Kantor Pertanahan terapkan layanan peralihan hak terintegrasi 10 hari

Kantor Pertanahan terapkan layanan peralihan hak terintegrasi 10 hari

Jumat, 28 Agustus 2026 22:40 WIB

Image Print

Kepala Kantor Wilayah BPN DIY Sepyo Achanto. ANTARA/Sutarmi

Sleman (ANTARA) - Kantor Pertanahan Kabupaten Sleman, Daerah Istimewa Yogyakarta siap menerapkan Program Layanan Perintis atau peralihan hak atas tanah terintegrasi dengan target penyelesaian maksimal 10 hari.

"Program ini merupakan inovasi dari Kementerian Agraria dan Tata Ruang/Badan Pertanahan Nasional (ATR/BPN)," kata Kepala Kantah Kabupaten Sleman Dicky Zulkarnain, di sela-sela sosialisasi pelaksanaan Peralihan Hak Terintegrasi 10 Hari, di Sleman, Jumat.

Inovasi dari Kementerian Agraria dan Tata Ruang/Badan Pertanahan Nasional (ATR/BPN) ini, lanjut Dicky, dijadwalkan meluncur secara resmi pada puncak peringatan Hari Agraria dan Tata Ruang (Hantaru), 24 September dan Kantah Sleman masuk dalam gelombang kedua.

Melalui sistem ini, kata Dicky, tiga tahapan utama peralihan hak atas tanah mulai dari penyelesaian BPHTB di Badan Keuangan dan Aset Daerah (BKAD), pembuatan akta di Pejabat Pembuat Akta Tanah (PPAT), hingga pendaftaran peralihan hak dan penerbitan sertifikat di BPN diintegrasikan dalam satu alur terpadu.

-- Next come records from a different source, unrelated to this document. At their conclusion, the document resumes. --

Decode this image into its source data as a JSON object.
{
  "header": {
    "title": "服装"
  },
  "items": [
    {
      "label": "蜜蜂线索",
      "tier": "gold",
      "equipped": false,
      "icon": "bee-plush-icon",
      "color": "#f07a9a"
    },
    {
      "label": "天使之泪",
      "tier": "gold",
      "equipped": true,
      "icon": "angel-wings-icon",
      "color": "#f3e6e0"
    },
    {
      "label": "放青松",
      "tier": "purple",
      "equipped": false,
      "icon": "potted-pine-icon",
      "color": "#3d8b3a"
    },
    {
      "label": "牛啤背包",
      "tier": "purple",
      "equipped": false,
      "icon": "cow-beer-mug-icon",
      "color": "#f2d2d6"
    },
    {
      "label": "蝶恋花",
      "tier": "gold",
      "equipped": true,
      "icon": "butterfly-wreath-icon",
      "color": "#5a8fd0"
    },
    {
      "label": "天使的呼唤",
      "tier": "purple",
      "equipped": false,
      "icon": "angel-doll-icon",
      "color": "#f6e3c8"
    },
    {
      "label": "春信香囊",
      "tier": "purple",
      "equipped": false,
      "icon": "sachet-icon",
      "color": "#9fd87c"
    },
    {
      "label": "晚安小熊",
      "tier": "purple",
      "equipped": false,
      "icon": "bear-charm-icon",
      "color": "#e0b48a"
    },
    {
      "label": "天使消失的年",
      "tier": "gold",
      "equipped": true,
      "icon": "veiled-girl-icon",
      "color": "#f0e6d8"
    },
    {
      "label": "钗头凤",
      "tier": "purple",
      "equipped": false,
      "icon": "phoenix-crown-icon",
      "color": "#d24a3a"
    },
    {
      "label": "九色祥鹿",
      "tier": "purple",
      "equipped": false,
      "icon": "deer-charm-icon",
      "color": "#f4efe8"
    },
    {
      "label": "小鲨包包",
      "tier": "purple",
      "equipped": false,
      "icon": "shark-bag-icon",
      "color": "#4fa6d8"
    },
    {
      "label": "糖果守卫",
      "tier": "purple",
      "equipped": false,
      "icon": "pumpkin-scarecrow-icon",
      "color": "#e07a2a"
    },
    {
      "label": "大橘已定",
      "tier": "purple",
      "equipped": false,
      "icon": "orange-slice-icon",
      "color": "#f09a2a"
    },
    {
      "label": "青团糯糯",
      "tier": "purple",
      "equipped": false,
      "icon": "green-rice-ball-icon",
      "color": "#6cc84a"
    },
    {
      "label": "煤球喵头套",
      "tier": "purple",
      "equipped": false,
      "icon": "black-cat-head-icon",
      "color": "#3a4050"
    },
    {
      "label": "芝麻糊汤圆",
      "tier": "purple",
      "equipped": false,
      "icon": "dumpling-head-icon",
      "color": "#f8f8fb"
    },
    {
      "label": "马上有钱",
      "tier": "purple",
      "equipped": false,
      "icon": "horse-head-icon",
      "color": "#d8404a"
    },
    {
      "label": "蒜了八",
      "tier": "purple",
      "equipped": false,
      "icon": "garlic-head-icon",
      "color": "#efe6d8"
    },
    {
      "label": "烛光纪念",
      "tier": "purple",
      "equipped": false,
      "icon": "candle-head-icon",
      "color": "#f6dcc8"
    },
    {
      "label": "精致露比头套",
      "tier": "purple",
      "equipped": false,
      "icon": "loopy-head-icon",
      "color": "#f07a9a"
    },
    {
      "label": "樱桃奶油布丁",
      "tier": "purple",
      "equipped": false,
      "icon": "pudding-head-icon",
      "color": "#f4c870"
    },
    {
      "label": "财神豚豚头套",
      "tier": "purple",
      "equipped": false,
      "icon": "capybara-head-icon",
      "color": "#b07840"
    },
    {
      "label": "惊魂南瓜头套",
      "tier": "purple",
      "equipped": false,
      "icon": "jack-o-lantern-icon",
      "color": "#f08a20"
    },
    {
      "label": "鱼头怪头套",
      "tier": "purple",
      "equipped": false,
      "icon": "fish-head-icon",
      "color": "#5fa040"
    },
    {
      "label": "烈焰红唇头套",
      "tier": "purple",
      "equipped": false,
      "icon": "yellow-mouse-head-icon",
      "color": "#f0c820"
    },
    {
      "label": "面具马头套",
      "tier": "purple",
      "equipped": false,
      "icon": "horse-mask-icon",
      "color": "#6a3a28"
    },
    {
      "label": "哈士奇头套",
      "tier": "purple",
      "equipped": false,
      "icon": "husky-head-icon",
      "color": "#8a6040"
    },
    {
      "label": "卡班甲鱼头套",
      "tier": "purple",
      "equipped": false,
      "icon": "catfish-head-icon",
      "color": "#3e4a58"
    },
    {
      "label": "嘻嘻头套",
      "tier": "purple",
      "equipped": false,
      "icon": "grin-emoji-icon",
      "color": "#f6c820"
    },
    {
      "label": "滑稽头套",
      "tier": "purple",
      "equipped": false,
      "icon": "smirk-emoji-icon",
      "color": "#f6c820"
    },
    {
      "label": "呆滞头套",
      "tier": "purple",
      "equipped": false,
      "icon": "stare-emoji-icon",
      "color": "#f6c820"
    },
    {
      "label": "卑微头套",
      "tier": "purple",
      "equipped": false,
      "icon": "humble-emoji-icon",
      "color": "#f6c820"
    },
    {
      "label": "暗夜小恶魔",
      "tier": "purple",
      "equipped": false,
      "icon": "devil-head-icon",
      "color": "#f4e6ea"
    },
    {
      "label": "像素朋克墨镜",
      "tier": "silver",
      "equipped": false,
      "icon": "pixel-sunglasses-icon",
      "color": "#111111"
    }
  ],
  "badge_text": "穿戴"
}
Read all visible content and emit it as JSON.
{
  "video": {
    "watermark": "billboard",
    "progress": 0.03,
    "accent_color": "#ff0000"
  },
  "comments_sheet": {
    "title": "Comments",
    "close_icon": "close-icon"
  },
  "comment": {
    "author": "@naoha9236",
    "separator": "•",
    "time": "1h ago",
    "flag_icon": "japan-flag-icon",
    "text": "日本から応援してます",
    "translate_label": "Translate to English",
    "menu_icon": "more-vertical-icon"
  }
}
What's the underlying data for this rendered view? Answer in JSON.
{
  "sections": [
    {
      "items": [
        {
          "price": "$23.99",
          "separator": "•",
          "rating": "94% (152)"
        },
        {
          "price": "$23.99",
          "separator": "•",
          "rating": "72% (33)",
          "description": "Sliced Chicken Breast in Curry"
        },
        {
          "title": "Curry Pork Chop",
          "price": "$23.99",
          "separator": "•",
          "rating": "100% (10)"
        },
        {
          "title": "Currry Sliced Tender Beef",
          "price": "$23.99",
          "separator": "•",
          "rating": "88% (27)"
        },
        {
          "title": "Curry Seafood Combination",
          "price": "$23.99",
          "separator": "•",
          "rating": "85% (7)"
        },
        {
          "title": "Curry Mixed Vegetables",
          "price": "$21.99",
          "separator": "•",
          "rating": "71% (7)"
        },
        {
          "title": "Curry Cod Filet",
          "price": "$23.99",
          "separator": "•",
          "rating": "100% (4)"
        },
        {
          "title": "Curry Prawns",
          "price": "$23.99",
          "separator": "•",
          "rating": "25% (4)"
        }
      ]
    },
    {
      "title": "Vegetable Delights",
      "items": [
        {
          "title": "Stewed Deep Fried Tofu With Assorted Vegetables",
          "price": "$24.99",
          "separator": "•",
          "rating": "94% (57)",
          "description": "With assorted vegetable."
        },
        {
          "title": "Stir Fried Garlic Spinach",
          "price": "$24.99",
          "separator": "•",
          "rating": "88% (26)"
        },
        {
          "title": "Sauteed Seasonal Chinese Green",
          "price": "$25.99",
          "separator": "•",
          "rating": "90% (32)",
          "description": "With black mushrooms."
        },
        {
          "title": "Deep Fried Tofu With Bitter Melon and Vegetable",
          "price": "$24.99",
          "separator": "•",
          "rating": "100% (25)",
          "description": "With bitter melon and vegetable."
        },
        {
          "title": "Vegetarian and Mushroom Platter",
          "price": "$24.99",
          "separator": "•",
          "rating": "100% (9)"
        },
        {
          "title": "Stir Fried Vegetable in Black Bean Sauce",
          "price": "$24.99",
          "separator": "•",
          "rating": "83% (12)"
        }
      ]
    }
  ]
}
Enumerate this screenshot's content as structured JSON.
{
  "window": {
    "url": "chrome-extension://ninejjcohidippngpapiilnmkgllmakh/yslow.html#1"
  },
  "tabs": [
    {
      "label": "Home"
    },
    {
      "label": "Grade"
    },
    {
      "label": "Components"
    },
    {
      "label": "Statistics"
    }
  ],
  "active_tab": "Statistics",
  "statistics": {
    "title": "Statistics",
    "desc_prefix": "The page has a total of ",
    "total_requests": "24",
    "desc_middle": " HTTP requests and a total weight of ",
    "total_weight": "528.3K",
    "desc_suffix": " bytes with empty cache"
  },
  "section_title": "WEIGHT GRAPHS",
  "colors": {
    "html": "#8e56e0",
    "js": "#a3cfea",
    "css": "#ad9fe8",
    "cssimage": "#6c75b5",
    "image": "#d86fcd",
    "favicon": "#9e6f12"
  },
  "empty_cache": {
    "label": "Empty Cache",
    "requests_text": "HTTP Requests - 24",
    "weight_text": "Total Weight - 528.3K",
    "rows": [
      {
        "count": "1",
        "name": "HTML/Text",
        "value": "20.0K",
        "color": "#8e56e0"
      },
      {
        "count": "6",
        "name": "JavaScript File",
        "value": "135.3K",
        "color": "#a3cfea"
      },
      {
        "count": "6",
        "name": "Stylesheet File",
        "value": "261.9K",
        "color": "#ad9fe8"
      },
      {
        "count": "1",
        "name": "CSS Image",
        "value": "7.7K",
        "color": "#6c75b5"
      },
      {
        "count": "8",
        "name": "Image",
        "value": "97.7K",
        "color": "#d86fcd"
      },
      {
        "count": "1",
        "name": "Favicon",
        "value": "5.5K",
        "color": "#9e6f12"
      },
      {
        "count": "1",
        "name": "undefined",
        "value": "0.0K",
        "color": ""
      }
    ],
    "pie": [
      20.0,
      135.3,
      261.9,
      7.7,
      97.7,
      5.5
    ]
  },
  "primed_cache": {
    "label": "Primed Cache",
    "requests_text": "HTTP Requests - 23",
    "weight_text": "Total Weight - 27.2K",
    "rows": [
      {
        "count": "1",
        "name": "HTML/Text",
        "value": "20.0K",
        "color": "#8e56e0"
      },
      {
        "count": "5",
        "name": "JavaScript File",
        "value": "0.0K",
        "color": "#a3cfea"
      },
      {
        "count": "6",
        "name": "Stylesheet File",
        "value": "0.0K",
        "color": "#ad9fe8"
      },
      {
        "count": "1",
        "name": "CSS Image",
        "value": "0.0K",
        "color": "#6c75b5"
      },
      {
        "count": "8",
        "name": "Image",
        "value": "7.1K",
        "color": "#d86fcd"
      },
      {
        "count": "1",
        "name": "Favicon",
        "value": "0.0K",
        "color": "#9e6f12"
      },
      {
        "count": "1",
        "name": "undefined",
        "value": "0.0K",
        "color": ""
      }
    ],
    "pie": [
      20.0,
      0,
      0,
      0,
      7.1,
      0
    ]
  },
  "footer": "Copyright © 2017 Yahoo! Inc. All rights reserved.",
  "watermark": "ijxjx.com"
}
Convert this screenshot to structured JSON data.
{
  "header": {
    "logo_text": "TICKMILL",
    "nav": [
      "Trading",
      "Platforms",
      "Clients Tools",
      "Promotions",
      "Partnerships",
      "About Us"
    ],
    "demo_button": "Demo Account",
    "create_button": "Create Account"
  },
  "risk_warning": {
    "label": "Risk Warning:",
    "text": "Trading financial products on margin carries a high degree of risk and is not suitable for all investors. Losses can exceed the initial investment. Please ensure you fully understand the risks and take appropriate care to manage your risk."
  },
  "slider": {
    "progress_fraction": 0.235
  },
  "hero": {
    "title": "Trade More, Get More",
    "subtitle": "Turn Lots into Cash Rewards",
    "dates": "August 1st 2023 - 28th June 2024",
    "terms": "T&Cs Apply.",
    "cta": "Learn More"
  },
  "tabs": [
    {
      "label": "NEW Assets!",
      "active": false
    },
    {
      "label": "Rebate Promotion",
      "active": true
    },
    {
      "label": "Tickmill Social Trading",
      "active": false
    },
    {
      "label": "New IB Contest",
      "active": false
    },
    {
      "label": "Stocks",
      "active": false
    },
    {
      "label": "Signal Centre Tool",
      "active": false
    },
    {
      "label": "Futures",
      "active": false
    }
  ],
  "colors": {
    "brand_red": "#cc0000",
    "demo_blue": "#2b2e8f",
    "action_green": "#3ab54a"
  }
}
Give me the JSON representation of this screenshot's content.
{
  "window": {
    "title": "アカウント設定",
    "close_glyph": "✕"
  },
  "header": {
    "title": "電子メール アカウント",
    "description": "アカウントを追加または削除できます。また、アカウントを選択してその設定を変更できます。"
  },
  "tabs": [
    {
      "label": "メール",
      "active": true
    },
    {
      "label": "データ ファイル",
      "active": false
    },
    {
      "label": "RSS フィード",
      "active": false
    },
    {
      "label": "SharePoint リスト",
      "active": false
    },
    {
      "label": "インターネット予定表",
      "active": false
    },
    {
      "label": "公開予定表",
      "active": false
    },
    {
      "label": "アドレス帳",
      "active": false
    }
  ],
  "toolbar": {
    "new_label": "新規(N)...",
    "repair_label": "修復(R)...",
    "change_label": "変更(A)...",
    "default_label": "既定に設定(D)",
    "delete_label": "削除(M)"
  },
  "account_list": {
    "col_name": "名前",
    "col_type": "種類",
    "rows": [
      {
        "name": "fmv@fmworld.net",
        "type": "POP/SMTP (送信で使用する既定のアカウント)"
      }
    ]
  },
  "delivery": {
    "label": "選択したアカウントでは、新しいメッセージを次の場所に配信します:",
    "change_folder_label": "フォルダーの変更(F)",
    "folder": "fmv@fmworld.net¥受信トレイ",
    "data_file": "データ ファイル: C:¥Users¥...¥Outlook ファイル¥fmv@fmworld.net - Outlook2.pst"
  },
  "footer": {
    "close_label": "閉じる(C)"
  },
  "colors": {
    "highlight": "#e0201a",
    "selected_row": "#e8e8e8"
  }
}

"Sebelumnya ada layanan prioritas lima hari, namun itu dihitung setelah Surat Perintah Setor (SPS) masuk dan belum terintegrasi. Dengan sistem perintis ini, seluruh proses dari BPHTB, penandatanganan akta, hingga balik nama sertifikat diselesaikan dalam kepastian waktu 10 hari," katanya.

Untuk mensukseskan layanan ini, Dicky mengimbau masyarakat memelihara tanda batas bidang tanahnya serta memanfaatkan fitur swaploting mandiri pada aplikasi Sentuh Tanahku guna mempermudah pemetaan lokasi.

Ia menepis anggapan perubahan ini merupakan imbas dari dinamika operasional masa lalu, melainkan murni terobosan kementerian untuk memangkas birokrasi dan meningkatkan kepuasan publik.

"Program ini terobosan dari Menteri ATR/BPN untuk mengintegrasikan proses-proses peralihan hak menjadi lebih simpel," katanya.

Kepala Kantor Wilayah BPN DIY Sepyo Achanto mengatakan transformasi layanan berbasis elektronik merupakan kebutuhan publik yang wajib dilaksanakan secara optimal oleh seluruh pihak, termasuk BKD, KPP Pratama, dan jajaran PPAT.

"Ini adalah bentuk transformasi layanan untuk menjawab kebutuhan masyarakat. Seluruh pilar penunjang harus optimistis dan bersinergi mengantisipasi hambatan teknis agar saat peluncuran 24 September nanti, proses balik nama tanah berjalan transparan tanpa hambatan," kata Sepyo.

Sementara itu, Ketua Ikatan Pejabat Pembuat Akta Tanah (IPPAT) Kabupaten Sleman Indro Putro menyambut baik langkah Kantah Sleman.

Ia menekankan pentingnya kolaborasi dan komunikasi intensif antar-instansi untuk memastikan kesiapan para anggota PPAT dalam mengimplementasikan sistem terintegrasi tersebut.

"Kami berharap PPAT Sleman memperhatikan apa yang menjadi arahan BPN," katanya.